This is a practice project that investigated pretraining and finetuning Transformer self-attention building blocks. This project involves training a Transformer model to attempt to answer simple questions of the form “Where was person [x] born?” – without providing any input text from which to draw the answer. The model was pretrained on Wikipedia text that contains world knowledge, then finetune the model on the knowledge intensive task (birth place dataset), enabling the model to access some knowledge learned during funetuning.

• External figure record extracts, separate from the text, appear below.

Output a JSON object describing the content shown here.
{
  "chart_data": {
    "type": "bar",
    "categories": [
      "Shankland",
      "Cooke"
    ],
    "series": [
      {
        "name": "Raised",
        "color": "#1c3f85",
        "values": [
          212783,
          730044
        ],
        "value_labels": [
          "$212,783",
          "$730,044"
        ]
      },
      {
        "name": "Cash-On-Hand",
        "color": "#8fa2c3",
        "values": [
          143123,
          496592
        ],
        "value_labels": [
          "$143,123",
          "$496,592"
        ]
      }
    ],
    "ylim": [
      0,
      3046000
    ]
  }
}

In this practice, I used the span corruption technique from the T5 paper, randomly selects spans of text in a document and replaces with unique tokens(noises). Model then takes these noises and output a pattern of each unique sentinal followed by the noises. Additionally the model is implemented with a more efficient variant of attention PerceiverAR(a simpler version). It reduced the sequence length of the input to self-attention for the input layer, by allowing the input to be projected to a smaller subspace and then project back to the original input length in the last layer.

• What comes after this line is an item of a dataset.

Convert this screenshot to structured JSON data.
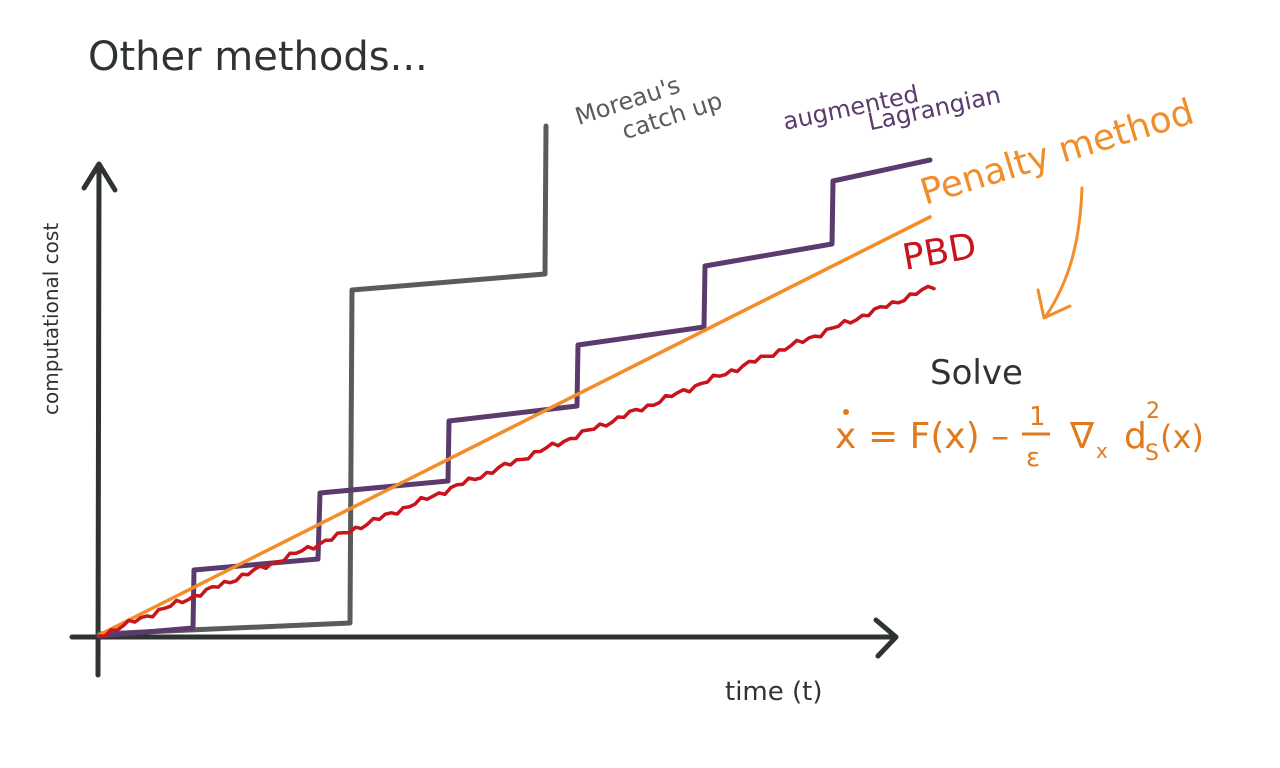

Below are bash commands to pretrain the model, finetune it, and make predictions on the dev and test sets. Note that the pretraining process will take approximately 2 hours on GDP.
# Pretrain the model
python src/run.py pretrain perceiver wiki.txt --bottleneck_dim 64 \
--pretrain_lr 6e-3 --writing_params_path perceiver.pretrain.params
# Finetune the model
python src/run.py finetune perceiver wiki.txt --bottleneck_dim 64 \
--reading_params_path perceiver.pretrain.params \
--writing_params_path perceiver.finetune.params \
--finetune_corpus_path birth_places_train.tsv
# Evaluate on the dev set; write to disk
python src/run.py evaluate perceiver wiki.txt --bottleneck_dim 64 \
--reading_params_path perceiver.finetune.params \
--eval_corpus_path birth_dev.tsv \
--outputs_path perceiver.pretrain.dev.predictions
# Evaluate on the test set; write to disk
python src/run.py evaluate perceiver wiki.txt --bottleneck_dim 64 \ --reading_params_path perceiver.finetune.params \ --eval_corpus_path birth_test_inputs.tsv \
--outputs_path perceiver.pretrain.test.predictions
The code is a fork of Andrej Karpathy’s minGPT, and the original structure is from CS224N class materials.